Seseorang menolak makanan cepat saji (Shutterstock/Creativa Images)
Sudah jelas hal-hal yang dapat merusak badan, seperti merokok, mengonsumsi minuman beralkohol, dan termasuk konsumsi makanan cepat saji. Makanya, segera jauhilah kebiasaan buruk tersebut.
Karena makanan dan minuman seperti itu mengandung zat kimia berbahaya yang dapat merusak organ-organ tubuh. Apalagi risiko penyakit yang muncul akibat konsumsi tidak sehat seperti itu adalah penyakit-penyakit yang mematikan.
Berbicara penyakit mematikan, tuberkulosis (TBC) masih jadi penyakit paling mematikan di dunia, dan bisa disebut juga penyakit silent killer. Tak hanya menyerang paru-paru, bakteri TBC yang masuk melalui pernapasan bisa menyebar dan menyebabkan penularan pada organ lain, seperti kelenjar getah bening, usus, tulang, kulit, dan otak.
Tapi, kita gak perlu terlalu khawatir lagi soal TBC ini. Pasalnya, Indonesia mendapatkan apresiasi dari Negara G20 dengan mengangkat tiga isu penting dalam Kesehatan Global pada Presidensi tahun ini, yaitu Tuberkulosis, One Health, dan resistensi antimikroba.
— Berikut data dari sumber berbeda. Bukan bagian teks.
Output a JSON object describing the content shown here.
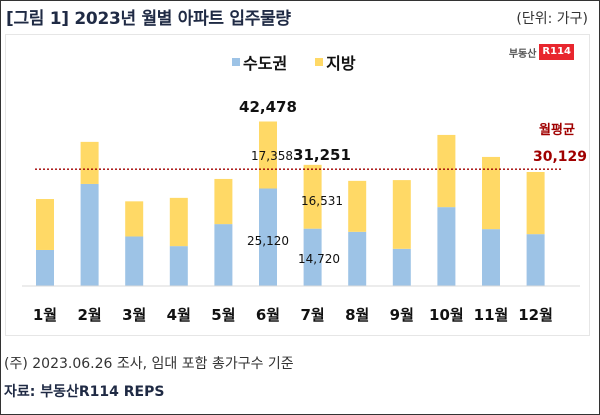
{
  "header": {
    "title": "[그림 1] 2023년 월별 아파트 입주물량",
    "unit": "(단위: 가구)"
  },
  "logo": {
    "text": "부동산",
    "badge": "R114"
  },
  "footer": {
    "note": "(주) 2023.06.26 조사, 임대 포함 총가구수 기준",
    "source": "자료: 부동산R114 REPS"
  },
  "colors": {
    "capital": "#9dc3e6",
    "regional": "#ffd966",
    "average_line": "#a00000",
    "text": "#111111"
  },
  "chart_data": {
    "type": "bar",
    "stacked": true,
    "title": "2023년 월별 아파트 입주물량",
    "xlabel": "",
    "ylabel": "가구",
    "ylim": [
      0,
      45000
    ],
    "categories": [
      "1월",
      "2월",
      "3월",
      "4월",
      "5월",
      "6월",
      "7월",
      "8월",
      "9월",
      "10월",
      "11월",
      "12월"
    ],
    "series": [
      {
        "name": "수도권",
        "values": [
          9200,
          26300,
          12700,
          10200,
          15900,
          25120,
          14720,
          13900,
          9500,
          20300,
          14600,
          13300
        ]
      },
      {
        "name": "지방",
        "values": [
          13200,
          10900,
          9100,
          12500,
          11700,
          17358,
          16531,
          13200,
          17800,
          18700,
          18700,
          16100
        ]
      }
    ],
    "data_labels": [
      {
        "category": "6월",
        "series": "total",
        "text": "42,478"
      },
      {
        "category": "6월",
        "series": "지방",
        "text": "17,358"
      },
      {
        "category": "6월",
        "series": "수도권",
        "text": "25,120"
      },
      {
        "category": "7월",
        "series": "total",
        "text": "31,251"
      },
      {
        "category": "7월",
        "series": "지방",
        "text": "16,531"
      },
      {
        "category": "7월",
        "series": "수도권",
        "text": "14,720"
      }
    ],
    "average": {
      "label": "월평균",
      "value": 30129,
      "value_text": "30,129"
    },
    "legend": "top-center",
    "grid": false
  }
}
Stop TB Partnership Indonesia (STPI) yang turut menghadiri pertemuan HWG G20 pada side events dan HMM 1 mengapresiasi kepemimpinan Menteri Kesehatan Budi Sadikin dalam menggalang kerja sama multilateral untuk mengakhiri epidemi tuberkulosis.
Dok. Stop TB Partnership Indonesia
“Kepemimpinan Indonesia berhasil memfokuskan Negara G20 untuk menggalang investasi penanggulangan tuberkulosis. Baik melalui kebijakan domestik maupun internasional serta dukungan yang kuat untuk 7th Replenishment Global Fund to Fight Against HIV/AIDS, Tuberculosis and Malaria. Selanjutnya, Pemerintah Indonesia perlu memastikan penyelerasan agenda peningkatan investasi ini di nasional dan sub-nasional karena berdasarkan WHO Global TB Report 2021, masih ada gap USD 515 juta untuk program tuberkulosis di Indonesia”, ujar Ketua Yayasan STPI dr. Nurul Nadia Luntungan, MPH.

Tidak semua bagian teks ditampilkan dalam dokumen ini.